Sonoma County’s Highway 101 commute into Marin is about to look a little different.

Starting June 10, southbound drivers out of Petaluma will be diverted onto newly opened lanes beginning near San Antonio Creek and continuing to just before Atherton Avenue in Novato.

The new lanes are a sign of Caltrans’ progress on the Novato Narrows project—the state highway agency’s years-long effort to widen the bottlenecked stretch of Highway 101 that has been the scourge of cross-county commuters for years. The 6-mile portion of the highway drops from four to three to two lanes in both directions between Novato and Petaluma. The project—the $135 million final phase of the $762 million Highway 101-widening effort launched nearly a decade ago—will add a carpool lane in each direction, loosening up one of the worst commutes in the North Bay. The new lanes are 10 feet higher than the existing highway.

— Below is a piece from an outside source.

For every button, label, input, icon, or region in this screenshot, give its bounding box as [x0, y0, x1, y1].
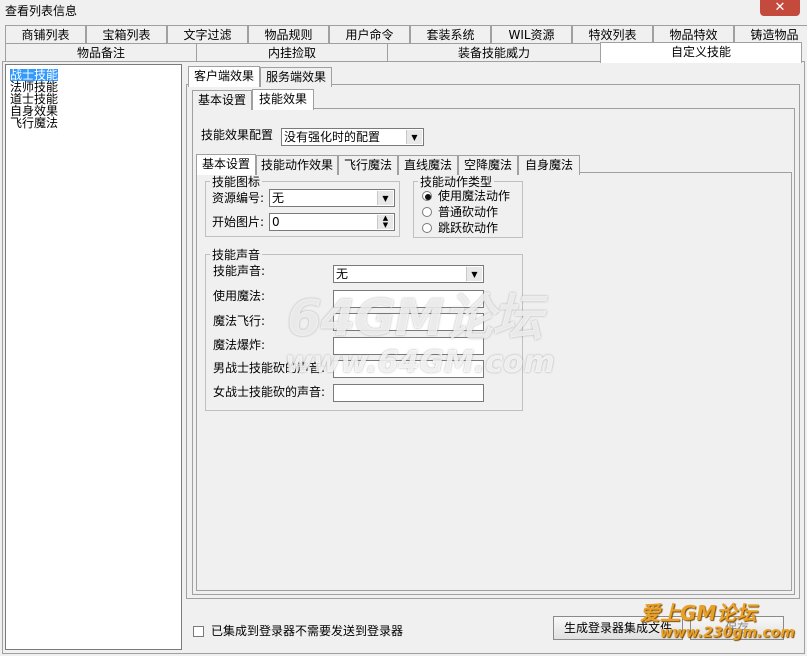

While southbound traffic is diverted onto the elevated lanes, road crews will begin working on upgrading the already existing southbound lanes. That work is expected to take about a year, transportation officials told the Marin Independent Journal this week. After the southbound portion is completed, Caltrans will begin a similar traffic-diversion process for work on the northbound lanes.

The new lanes in both directions are slated to open in late 2025.

Currently, work on the lanes is taking place nightly from 8 p.m. to 4 a.m. at which time drivers should expect lane closures and traffic slowdowns.